What’s happening: Roto-Rooter’s residential, company-owned branch revenue declined by 3.1 percent year-over-year in the fourth quarter of 2025, the company reported last week.
- The change, CFO Michael Witzeman noted, consisted of plumbing growing by 6.3 percent, excavation essentially flat, water restoration falling 10.3 percent, and drain cleaning dipping 3.2 percent.
- “Roto-Rooter’s fourth quarter 2025 gross margin was 49.8%,” a news release added. “This compares to the prior year quarter’s gross margin of 51.3%.”
The big picture: The company has experienced a volatile past seven quarters, with McNamara attributing the trend to private-equity consolidation and Google changes.

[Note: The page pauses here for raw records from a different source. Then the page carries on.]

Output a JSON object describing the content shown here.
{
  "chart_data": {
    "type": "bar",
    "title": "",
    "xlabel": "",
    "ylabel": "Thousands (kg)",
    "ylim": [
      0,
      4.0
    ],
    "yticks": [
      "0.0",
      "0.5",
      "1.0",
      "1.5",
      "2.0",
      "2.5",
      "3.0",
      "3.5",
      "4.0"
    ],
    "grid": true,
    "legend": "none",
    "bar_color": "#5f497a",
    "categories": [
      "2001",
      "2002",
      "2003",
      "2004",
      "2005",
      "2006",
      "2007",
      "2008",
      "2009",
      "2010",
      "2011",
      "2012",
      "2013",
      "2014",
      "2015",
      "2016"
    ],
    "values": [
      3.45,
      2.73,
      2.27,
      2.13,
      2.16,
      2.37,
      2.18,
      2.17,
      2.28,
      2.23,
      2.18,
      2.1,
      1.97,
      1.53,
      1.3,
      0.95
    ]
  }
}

What they’re saying: The “introduction of private equity money and practices into our sector had an immediate effect on us,” he said. “The biggest impact, aside from just existing and offering services at below cost on the plumbing side, [is that] they have disrupted the paid search model.”
- “They’re basically HVAC companies that said, ‘We’re very happy with paying $124 per lead,’ for a job that they’ll say they’ll clean any drain for $90,” he added. “And the reason they’re happy doing that is because… that becomes a long-term customer for their HVAC services.”
- Yes, but: “I consider the threat of private equity largely diminished at this point,” he noted, explaining that Roto-Rooter’s cost-per-lead has normalized over the past three quarters.
Zoom in: “In October of 2024, Roto-Rooter was showing up on [Google Maps] nationwide 72 percent of the time,” McNamara said. “Within a few months, that fell to a low of 24 percent. Massive change in visibility… leads were falling, sales were falling. Tough time for Roto-Rooter.”
- Through AI-assisted SEO efforts, however, map visibility has recovered to about 35 percent.
- The company now pays roughly $90 per lead, and with 1.5 to 2 leads needed per paying job, he added, customer acquisition costs run between $150 and $180. About 60 to 65 percent of total leads are now paid.
What we’re watching: “2026 is expected to be a transition year,” McNamara said, leading to modest growth, primarily during the second half of the year.
- Witzeman specified that the company expects full-year revenue to grow between three and 3.5 percent year-over-year.
- “We believe this forecast is achievable based on anticipated improved lead volume in 2026, improved billing and collections in our water restoration service line, and a lift in our commercial business through a commercial-focused sales force,” he explained.